Recommended previous knowledge
- MAT1100 – Calculus
- MAT1110 – Calculus and Linear Algebra
- MAT1120 – Linear Algebra
- MAT-INF1100 – Modelling and Computations
- IN1900 – Introduction to Programming with Scientific Applications
- FYS-MEK1110 – Mechanics
- FYS1120 – Electromagnetism
The first lecture is mandatory. If you are unable to attend, the Department has to be informed in advance (e-mail firstname.lastname@example.org), or else you will lose your place in the course.
The course extends over a full semester with 8 hours of teaching per week:
- 4 hours of lectures
- 2 hours of group sessions
- 2 hours of problem-solving
It is mandatory to attend at least 6 group sessions (of 2 hours each); you have to attend at least 3 times before the midterm exam.
The course includes 11 weekly assignments, of which at least 3 must be submitted before the midterm exam, and at least 6 must be submitted and approved before you can take the final exam.

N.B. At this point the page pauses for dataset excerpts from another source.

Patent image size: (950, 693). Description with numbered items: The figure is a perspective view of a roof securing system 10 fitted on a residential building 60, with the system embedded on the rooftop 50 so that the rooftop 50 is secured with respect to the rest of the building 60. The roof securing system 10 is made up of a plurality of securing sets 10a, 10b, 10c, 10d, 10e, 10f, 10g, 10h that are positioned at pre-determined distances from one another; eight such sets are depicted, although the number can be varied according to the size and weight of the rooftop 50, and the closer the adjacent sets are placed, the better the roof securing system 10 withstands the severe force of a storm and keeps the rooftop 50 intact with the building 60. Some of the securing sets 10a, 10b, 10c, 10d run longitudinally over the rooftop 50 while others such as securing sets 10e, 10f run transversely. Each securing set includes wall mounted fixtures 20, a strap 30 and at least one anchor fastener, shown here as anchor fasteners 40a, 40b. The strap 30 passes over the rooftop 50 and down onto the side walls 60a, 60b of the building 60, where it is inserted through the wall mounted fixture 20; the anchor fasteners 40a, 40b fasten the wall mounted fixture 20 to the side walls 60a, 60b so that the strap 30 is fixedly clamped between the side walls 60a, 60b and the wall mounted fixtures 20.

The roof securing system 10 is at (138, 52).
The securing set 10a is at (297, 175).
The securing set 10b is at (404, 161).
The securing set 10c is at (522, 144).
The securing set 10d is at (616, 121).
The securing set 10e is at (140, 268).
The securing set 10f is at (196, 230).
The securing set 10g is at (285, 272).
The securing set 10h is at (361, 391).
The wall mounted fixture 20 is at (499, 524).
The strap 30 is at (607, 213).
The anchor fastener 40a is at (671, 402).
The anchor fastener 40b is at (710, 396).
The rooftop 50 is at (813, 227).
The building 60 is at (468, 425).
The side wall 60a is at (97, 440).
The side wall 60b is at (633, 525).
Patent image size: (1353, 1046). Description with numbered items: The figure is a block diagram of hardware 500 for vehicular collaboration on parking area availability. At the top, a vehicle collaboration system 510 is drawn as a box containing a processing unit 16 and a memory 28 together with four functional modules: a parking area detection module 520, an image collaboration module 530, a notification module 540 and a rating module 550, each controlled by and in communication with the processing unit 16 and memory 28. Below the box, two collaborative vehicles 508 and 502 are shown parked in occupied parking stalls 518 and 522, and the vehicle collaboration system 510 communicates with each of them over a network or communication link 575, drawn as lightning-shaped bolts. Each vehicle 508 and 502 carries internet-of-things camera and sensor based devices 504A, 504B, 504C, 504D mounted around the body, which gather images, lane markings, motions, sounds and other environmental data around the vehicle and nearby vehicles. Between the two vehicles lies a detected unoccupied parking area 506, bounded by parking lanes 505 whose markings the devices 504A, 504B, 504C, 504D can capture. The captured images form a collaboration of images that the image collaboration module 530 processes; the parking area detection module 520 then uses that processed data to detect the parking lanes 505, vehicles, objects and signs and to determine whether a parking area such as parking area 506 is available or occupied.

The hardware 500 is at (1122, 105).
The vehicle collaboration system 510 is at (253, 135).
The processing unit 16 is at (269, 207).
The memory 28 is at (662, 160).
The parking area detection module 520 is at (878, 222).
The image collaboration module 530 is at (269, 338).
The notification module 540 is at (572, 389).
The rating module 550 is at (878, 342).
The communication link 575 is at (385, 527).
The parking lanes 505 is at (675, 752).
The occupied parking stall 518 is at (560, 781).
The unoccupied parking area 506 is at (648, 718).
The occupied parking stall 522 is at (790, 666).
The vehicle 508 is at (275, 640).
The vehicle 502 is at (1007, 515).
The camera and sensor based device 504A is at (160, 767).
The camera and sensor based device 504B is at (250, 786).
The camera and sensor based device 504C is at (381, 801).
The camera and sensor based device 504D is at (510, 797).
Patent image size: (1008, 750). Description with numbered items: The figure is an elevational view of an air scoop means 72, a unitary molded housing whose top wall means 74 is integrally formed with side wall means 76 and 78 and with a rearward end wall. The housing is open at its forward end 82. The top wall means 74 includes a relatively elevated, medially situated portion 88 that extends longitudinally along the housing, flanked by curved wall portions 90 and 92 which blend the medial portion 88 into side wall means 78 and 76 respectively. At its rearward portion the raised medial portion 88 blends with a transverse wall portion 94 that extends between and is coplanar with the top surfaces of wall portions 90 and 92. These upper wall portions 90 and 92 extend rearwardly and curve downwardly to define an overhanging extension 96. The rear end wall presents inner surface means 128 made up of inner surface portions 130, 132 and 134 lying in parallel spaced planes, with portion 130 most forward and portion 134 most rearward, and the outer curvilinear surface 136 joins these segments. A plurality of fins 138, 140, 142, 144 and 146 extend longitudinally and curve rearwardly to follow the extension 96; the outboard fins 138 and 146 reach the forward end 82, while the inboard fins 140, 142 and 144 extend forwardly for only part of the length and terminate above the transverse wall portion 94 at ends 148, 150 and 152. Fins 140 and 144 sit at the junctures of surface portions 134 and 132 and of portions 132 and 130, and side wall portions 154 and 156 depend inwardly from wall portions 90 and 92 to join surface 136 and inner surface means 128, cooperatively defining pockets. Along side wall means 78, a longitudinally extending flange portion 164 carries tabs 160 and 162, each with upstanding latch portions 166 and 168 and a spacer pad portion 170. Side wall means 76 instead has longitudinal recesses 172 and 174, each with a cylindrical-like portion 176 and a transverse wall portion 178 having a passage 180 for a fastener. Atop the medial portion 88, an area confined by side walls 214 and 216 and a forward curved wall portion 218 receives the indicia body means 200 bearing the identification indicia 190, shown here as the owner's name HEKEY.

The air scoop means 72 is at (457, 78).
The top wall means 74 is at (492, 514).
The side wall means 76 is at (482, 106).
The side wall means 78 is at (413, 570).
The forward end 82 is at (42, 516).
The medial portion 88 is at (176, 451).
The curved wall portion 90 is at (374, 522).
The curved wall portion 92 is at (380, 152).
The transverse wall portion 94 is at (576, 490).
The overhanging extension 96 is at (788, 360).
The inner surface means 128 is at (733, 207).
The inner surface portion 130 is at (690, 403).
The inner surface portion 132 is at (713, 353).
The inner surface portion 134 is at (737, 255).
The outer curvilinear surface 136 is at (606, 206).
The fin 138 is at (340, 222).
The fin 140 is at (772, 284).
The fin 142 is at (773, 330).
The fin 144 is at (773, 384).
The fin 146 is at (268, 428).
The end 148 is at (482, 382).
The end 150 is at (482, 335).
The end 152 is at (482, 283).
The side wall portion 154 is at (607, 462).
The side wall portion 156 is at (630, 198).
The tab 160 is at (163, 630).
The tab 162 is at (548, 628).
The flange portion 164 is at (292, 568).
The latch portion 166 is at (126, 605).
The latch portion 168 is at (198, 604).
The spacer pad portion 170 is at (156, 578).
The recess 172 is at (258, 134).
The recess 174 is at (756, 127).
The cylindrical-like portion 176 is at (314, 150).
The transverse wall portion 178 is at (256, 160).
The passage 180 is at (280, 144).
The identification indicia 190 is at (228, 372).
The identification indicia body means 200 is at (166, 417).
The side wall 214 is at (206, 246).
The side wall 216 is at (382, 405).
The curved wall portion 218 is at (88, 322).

- Midterm home exam which counts 20 % towards the final grade.
- Final written exam which counts 80 % towards the final grade.
This course has mandatory exercises that must be approved before you can sit the final exam.
Examination support material
- Approved calculator
- Rottmann: "Matematisk formelsamling"
- Øgrim and Lian or Angell and Lian: "Fysiske størrelser og enheter"
- One A4 sheet of paper with your own handwritten notes (both sides)
Language of examination
The examination text is given in Norwegian. You may submit your response in Norwegian, Swedish, Danish or English.